EDITORIAL
Embora revelações de descalabros e anúncios de medidas saneadoras sempre ocorram quando novos governantes assumem, há que se acreditar que uma ordem de moralidade começa a implantar-se nas administrações municipais, com a posse dos novo prefeitos.
Os recentes escândalos ocorridos no Paraná, com prefeitos afastados, muitos outros sob investigação e processos correndo na Justiça, são exemplos muito fortes a acautelar os novos administradores municipais.
Se não por absoluta honestidade, porque as tentações acompanham o homem e parecem fazer parte de sua cultura, ao menos por temor da lei e da vigilância dos cidadãos os novos prefeitos sabem o que os aguarda se não agirem com responsabilidade.

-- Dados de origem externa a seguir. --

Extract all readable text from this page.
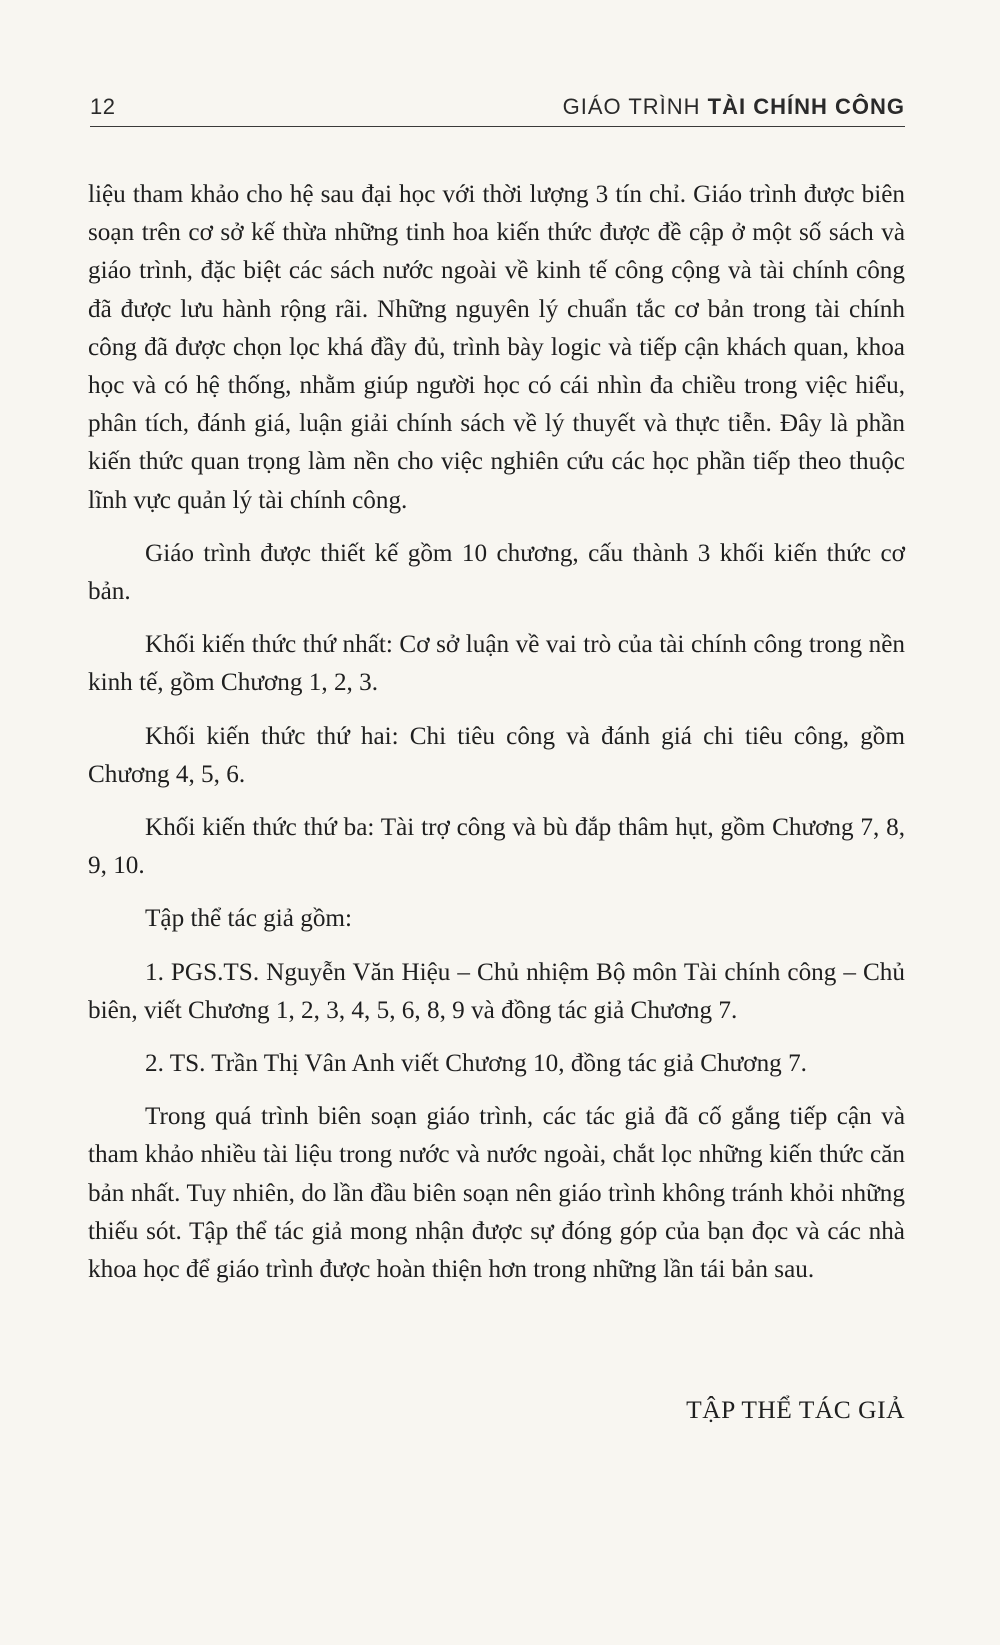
12	GIÁO TRÌNH TÀI CHÍNH CÔNG

liệu tham khảo cho hệ sau đại học với thời lượng 3 tín chỉ. Giáo trình được biên soạn trên cơ sở kế thừa những tinh hoa kiến thức được đề cập ở một số sách và giáo trình, đặc biệt các sách nước ngoài về kinh tế công cộng và tài chính công đã được lưu hành rộng rãi. Những nguyên lý chuẩn tắc cơ bản trong tài chính công đã được chọn lọc khá đầy đủ, trình bày logic và tiếp cận khách quan, khoa học và có hệ thống, nhằm giúp người học có cái nhìn đa chiều trong việc hiểu, phân tích, đánh giá, luận giải chính sách về lý thuyết và thực tiễn. Đây là phần kiến thức quan trọng làm nền cho việc nghiên cứu các học phần tiếp theo thuộc lĩnh vực quản lý tài chính công.

Giáo trình được thiết kế gồm 10 chương, cấu thành 3 khối kiến thức cơ bản.

Khối kiến thức thứ nhất: Cơ sở luận về vai trò của tài chính công trong nền kinh tế, gồm Chương 1, 2, 3.

Khối kiến thức thứ hai: Chi tiêu công và đánh giá chi tiêu công, gồm Chương 4, 5, 6.

Khối kiến thức thứ ba: Tài trợ công và bù đắp thâm hụt, gồm Chương 7, 8, 9, 10.

Tập thể tác giả gồm:

1. PGS.TS. Nguyễn Văn Hiệu – Chủ nhiệm Bộ môn Tài chính công – Chủ biên, viết Chương 1, 2, 3, 4, 5, 6, 8, 9 và đồng tác giả Chương 7.

2. TS. Trần Thị Vân Anh viết Chương 10, đồng tác giả Chương 7.

Trong quá trình biên soạn giáo trình, các tác giả đã cố gắng tiếp cận và tham khảo nhiều tài liệu trong nước và nước ngoài, chắt lọc những kiến thức căn bản nhất. Tuy nhiên, do lần đầu biên soạn nên giáo trình không tránh khỏi những thiếu sót. Tập thể tác giả mong nhận được sự đóng góp của bạn đọc và các nhà khoa học để giáo trình được hoàn thiện hơn trong những lần tái bản sau.

TẬP THỂ TÁC GIẢ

Melhor seria se a probidade na administração pública não ocorresse por imposição de leis e do policiamento da sociedade, mas por consciência cívica de parte dos que se propõem alcançar o poder e governar os cidadãos.
Agora, muitas esperanças estão depositadas na Lei de Responsabilidade Fiscal (LRF), que acaba de entrar em vigor e disciplina o uso do dinheiro público, impondo limites e severas punições em casos de infringência, como cassação de mandato e até prisão.
Por isso, não faltam aqueles que propõem abrandamentos na LRF, sobretudo prefeitos reeleitos que herdaram suas próprias dívidas e a consequência de seus atos irresponsáveis, ao longo do mandato, e não imaginavam que essa lei chegasse com tanta força.
O que se vê, nestes dias, são os novos prefeitos mostrando volumosas dívidas deixadas pelos antecessores, a maior parte extrapolando a capacidade de endividamento dos municípios, obrigando as administrações que assumem a protelar pagamentos, propor negociações com os credores e demitir servidores - alguns não tão servidores - mas beneficiados por indicações políticas e, portanto, não só improdutivos, mas incômodos.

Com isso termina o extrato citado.